Now that we have our training set, we can run through a list of popular classifiers to determine which classifier is best for modelling our data. To do this we will create a function which uses Kfold cross-validation to find the 'best' algorithms, based on how accurate the algorithms' predictions are.

This function will take in a list of classifiers, which we will define below, as well as the training set and it's outcome, and output a DataFrame with the mean and std of the accuracy of each algorithm. Let's jump into it!

# Create a list of standard classifiers
classifiers = [
    #Ensemble Methods
    ensemble.AdaBoostClassifier(),
    ensemble.BaggingClassifier(),
    ensemble.ExtraTreesClassifier(),
    ensemble.GradientBoostingClassifier(),
    ensemble.RandomForestClassifier(),

    #Gaussian Processes
    gaussian_process.GaussianProcessClassifier(),

    #GLM
    linear_model.LogisticRegressionCV(),

    #Navies Bayes
    naive_bayes.BernoulliNB(),
    naive_bayes.GaussianNB(),

    #SVM
    svm.SVC(probability=True),
    svm.NuSVC(probability=True),

    #Discriminant Analysis
    discriminant_analysis.LinearDiscriminantAnalysis(),
    discriminant_analysis.QuadraticDiscriminantAnalysis(),

    #xgboost: http://xgboost.readthedocs.io/en/latest/model.html
#     XGBClassifier()    
]

# Define a functiom which finds the best algorithms for our modelling task
def find_best_algorithms(classifier_list, X, y):
    # This function is adapted from https://www.kaggle.com/yassineghouzam/titanic-top-4-with-ensemble-modeling
    # Cross validate model with Kfold stratified cross validation
    kfold = StratifiedKFold(n_splits=5)

    # Grab the cross validation scores for each algorithm
    cv_results = [cross_val_score(classifier, X, y, scoring = "neg_log_loss", cv = kfold) for classifier in classifier_list]
    cv_means = [cv_result.mean() * -1 for cv_result in cv_results]
    cv_std = [cv_result.std() for cv_result in cv_results]
    algorithm_names = [alg.__class__.__name__ for alg in classifiers]

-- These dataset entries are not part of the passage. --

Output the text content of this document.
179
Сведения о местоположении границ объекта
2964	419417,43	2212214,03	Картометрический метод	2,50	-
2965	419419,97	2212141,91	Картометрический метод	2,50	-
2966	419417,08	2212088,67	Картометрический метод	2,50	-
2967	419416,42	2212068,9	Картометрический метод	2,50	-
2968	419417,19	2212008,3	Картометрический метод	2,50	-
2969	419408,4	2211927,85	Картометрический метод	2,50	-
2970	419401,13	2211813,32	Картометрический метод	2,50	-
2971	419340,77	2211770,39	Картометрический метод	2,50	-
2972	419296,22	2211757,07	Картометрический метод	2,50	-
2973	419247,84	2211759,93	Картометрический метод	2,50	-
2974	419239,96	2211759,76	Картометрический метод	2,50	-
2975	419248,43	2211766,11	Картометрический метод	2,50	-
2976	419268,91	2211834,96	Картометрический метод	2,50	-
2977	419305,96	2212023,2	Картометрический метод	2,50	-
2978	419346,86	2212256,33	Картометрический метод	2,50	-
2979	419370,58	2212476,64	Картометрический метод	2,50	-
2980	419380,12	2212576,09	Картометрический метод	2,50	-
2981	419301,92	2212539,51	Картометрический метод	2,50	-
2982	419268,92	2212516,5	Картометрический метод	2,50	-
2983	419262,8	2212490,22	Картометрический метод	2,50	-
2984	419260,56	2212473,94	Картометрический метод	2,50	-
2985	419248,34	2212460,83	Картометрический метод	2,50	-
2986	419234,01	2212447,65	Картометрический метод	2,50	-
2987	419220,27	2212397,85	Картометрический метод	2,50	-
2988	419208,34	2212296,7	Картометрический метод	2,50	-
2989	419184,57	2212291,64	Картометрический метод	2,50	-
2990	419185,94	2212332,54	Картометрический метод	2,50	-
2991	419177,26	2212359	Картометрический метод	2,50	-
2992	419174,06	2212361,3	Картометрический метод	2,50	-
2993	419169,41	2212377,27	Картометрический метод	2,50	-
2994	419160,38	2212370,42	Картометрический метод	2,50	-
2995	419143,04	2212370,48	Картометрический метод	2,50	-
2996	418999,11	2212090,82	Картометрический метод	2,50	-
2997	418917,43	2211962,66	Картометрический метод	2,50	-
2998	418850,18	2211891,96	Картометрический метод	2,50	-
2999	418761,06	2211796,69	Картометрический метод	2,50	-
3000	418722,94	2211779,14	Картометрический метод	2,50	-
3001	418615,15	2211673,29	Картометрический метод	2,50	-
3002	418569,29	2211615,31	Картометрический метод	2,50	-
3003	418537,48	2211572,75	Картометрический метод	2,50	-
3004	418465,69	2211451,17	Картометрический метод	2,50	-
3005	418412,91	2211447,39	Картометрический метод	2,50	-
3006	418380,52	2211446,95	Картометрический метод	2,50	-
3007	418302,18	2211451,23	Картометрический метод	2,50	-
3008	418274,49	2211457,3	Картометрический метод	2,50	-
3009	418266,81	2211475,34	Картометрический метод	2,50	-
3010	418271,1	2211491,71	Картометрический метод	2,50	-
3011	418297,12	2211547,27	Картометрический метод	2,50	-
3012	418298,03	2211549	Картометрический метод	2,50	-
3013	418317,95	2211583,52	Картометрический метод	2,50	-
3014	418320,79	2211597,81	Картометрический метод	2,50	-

    # Create a DataFrame of all the CV results
    cv_results = pd.DataFrame({
        "Mean Log Loss": cv_means,
        "Log Loss Std": cv_std,
        "Algorithm": algorithm_names
    })

    return cv_results.sort_values(by='Mean Log Loss').reset_index(drop=True)
best_algos = find_best_algorithms(classifiers, X, y)
best_algos
Mean Log Loss Log Loss Std Algorithm
0 0.539131 3.640578e-02 LogisticRegressionCV
1 0.551241 5.775685e-02 LinearDiscriminantAnalysis
2 0.630994 8.257481e-02 GradientBoostingClassifier
3 0.670041 9.205780e-03 AdaBoostClassifier
4 0.693147 2.360121e-08 GaussianProcessClassifier
5 0.712537 2.770864e-02 SVC
6 0.712896 2.440755e-02 NuSVC
7 0.836191 2.094224e-01 ExtraTreesClassifier
8 0.874307 1.558144e-01 RandomForestClassifier
9 1.288174 3.953037e-01 BaggingClassifier
10 1.884019 4.769589e-01 QuadraticDiscriminantAnalysis
11 2.652161 6.886897e-01 BernoulliNB
12 3.299651 6.427551e-01 GaussianNB
# Try a logistic regression model and see how it performs in terms of accuracy
kfold = StratifiedKFold(n_splits=5)
cv_scores = cross_val_score(linear_model.LogisticRegressionCV(), X, y, scoring='accuracy', cv=kfold)
cv_scores.mean()
    0.7452268937025035

Choosing Our Algorithms

As we can see from above, there are some pretty poor algorithms for predicting the winner. On the other hand, whilst attaining an accuracy of 74.5% (at the time of writing) may seem like a decent result; we must first establish a baseline to judge our performance on. In this case, we will have two baselines; the proportion of games won by the home team and what the odds predict. If we can beat the odds we have created a very powerful model.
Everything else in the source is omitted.